Newsforge: Linux Hardware Support

“There are thousands of devices, in millions of combinations,
available for use in a PC. Almost all of these devices are targeted
primarily towards Windows, and while many are supported by Linux, a
lot of them use drivers developed by third parties who do not have
full access to hardware data and must therefore reverse engineer
hardware in order to gain support for it. This grassroots hardware
effort is similar to the development of the entirety of Linux,
except that Linux didn’t have to deal with so many unknowns.”

“The problem is when manufacturers don’t want to have open
standards or don’t even want to open the specifications on their
hardware. Some companies go as far as to try to circumvent the
Linux license, such as NVidia, who at one point released an “Open
Source driver” that was not human readable, essentially defeating
the purpose of Open Source. Now, while not doing that, they only
have a binary driver available, making it difficult to distribute
the driver with a Linux distribution, since the source code would
not be available.
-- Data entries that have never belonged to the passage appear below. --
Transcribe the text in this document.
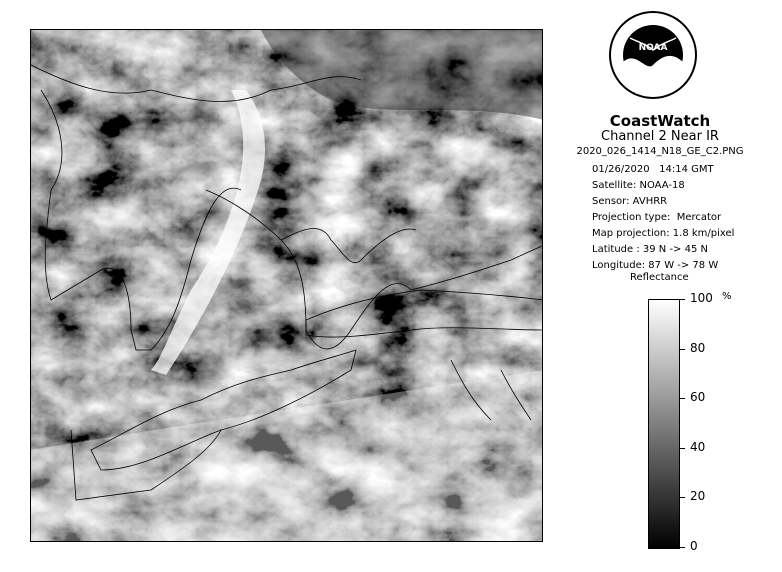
NOAA
CoastWatch
Channel 2 Near IR
2020_026_1414_N18_GE_C2.PNG
01/26/2020   14:14 GMT
Satellite: NOAA-18
Sensor: AVHRR
Projection type:  Mercator
Map projection: 1.8 km/pixel
Latitude : 39 N -> 45 N
Longitude: 87 W -> 78 W
Reflectance
%
100
80
60
40
20
0
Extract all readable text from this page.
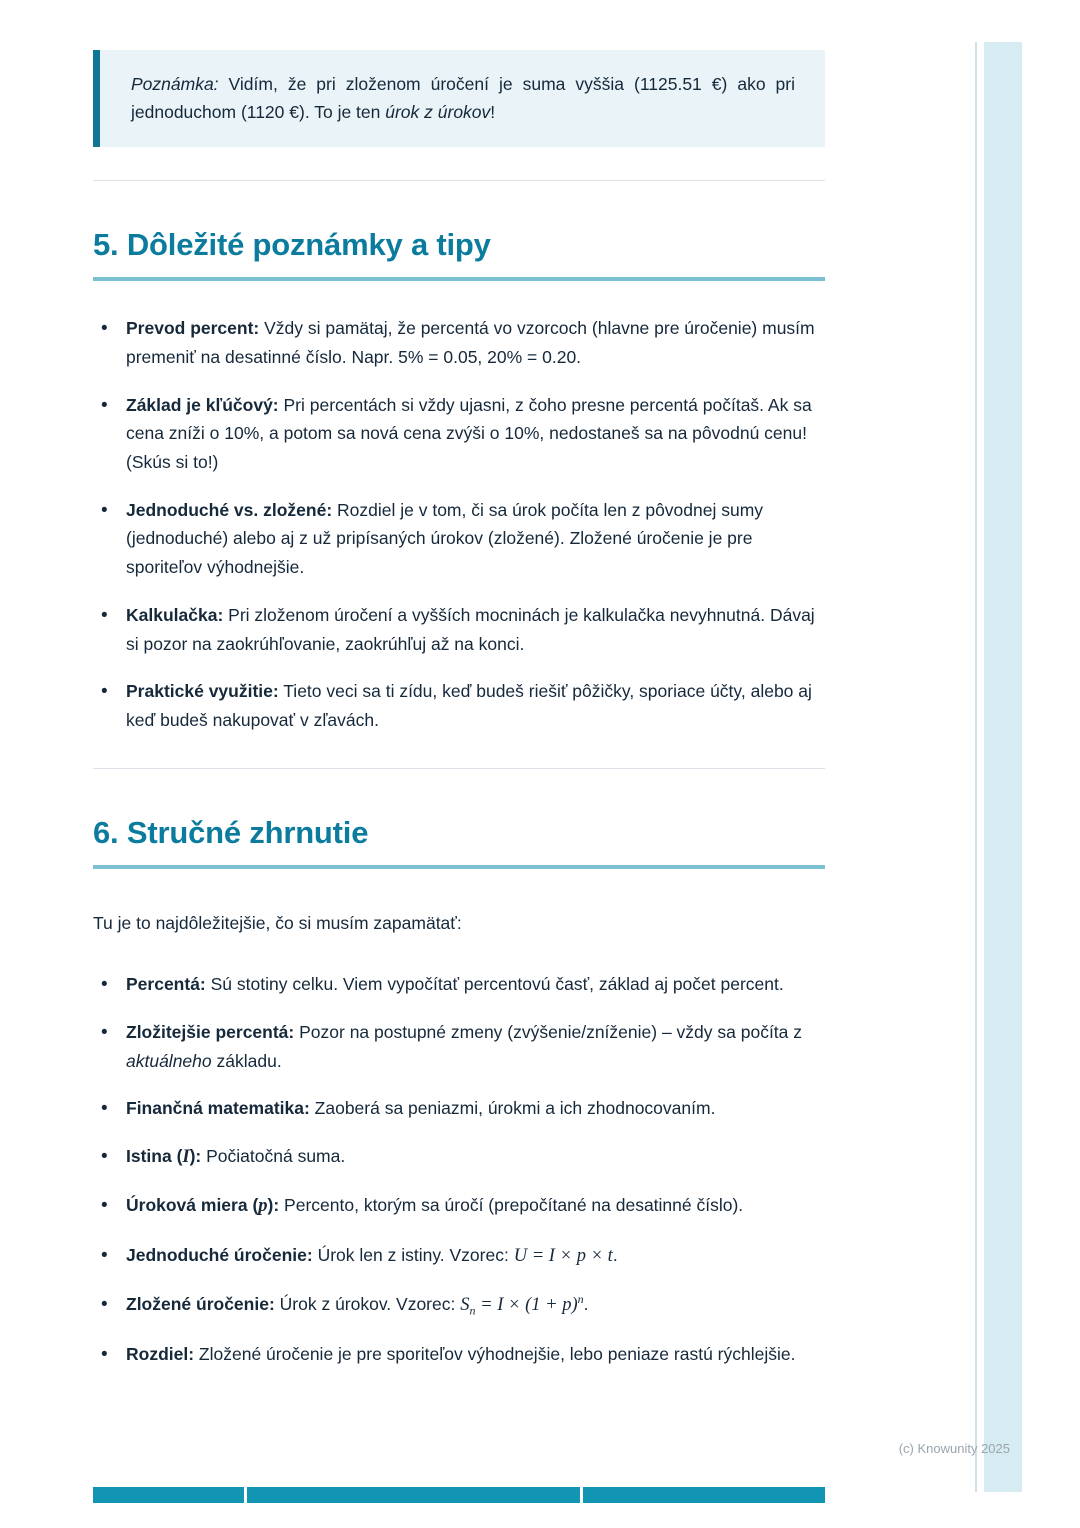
Poznámka: Vidím, že pri zloženom úročení je suma vyššia (1125.51 €) ako pri jednoduchom (1120 €). To je ten úrok z úrokov!
5. Dôležité poznámky a tipy
• Prevod percent: Vždy si pamätaj, že percentá vo vzorcoch (hlavne pre úročenie) musím premeniť na desatinné číslo. Napr. 5% = 0.05, 20% = 0.20.
• Základ je kľúčový: Pri percentách si vždy ujasni, z čoho presne percentá počítaš. Ak sa cena zníži o 10%, a potom sa nová cena zvýši o 10%, nedostaneš sa na pôvodnú cenu! (Skús si to!)
• Jednoduché vs. zložené: Rozdiel je v tom, či sa úrok počíta len z pôvodnej sumy (jednoduché) alebo aj z už pripísaných úrokov (zložené). Zložené úročenie je pre sporiteľov výhodnejšie.
• Kalkulačka: Pri zloženom úročení a vyšších mocninách je kalkulačka nevyhnutná. Dávaj si pozor na zaokrúhľovanie, zaokrúhľuj až na konci.
• Praktické využitie: Tieto veci sa ti zídu, keď budeš riešiť pôžičky, sporiace účty, alebo aj keď budeš nakupovať v zľavách.
6. Stručné zhrnutie

Tu je to najdôležitejšie, čo si musím zapamätať:

• Percentá: Sú stotiny celku. Viem vypočítať percentovú časť, základ aj počet percent.
• Zložitejšie percentá: Pozor na postupné zmeny (zvýšenie/zníženie) – vždy sa počíta z aktuálneho základu.
• Finančná matematika: Zaoberá sa peniazmi, úrokmi a ich zhodnocovaním.
• Istina (I): Počiatočná suma.
• Úroková miera (p): Percento, ktorým sa úročí (prepočítané na desatinné číslo).
• Jednoduché úročenie: Úrok len z istiny. Vzorec: U = I × p × t.
• Zložené úročenie: Úrok z úrokov. Vzorec: $S_n = I \times (1 + p)^n$.
• Rozdiel: Zložené úročenie je pre sporiteľov výhodnejšie, lebo peniaze rastú rýchlejšie.
(c) Knowunity 2025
Presumably NVidia does this to prevent
competitors from reading their source code, in order to find out
how their chips work. However, this also makes it more difficult
for Linux users to take advantage of their hardware, since they
have to use prebuilt drivers that may or may not work on their
particular distribution.”

“On the opposite side of the spectrum, NVidia competitor 3DFX
has embraced open source, releasing both their drivers and their
Glide 3D API as open source, making it extremely easy for the 3DFX
drivers to be integrated into a distribution. However, 3DFX has
another problem — their latest cards, the Voodoo5s, do not have
full Linux drivers available for download. There are beta drivers,
but they only use one of the CPUs and do not support FSAA,
essentially turning the Voodoo5 into a Voodoo3 with 32-bit texture
support and more RAM. This idea of supporting Linux, but only to a
minimal extent, is also not acceptable.”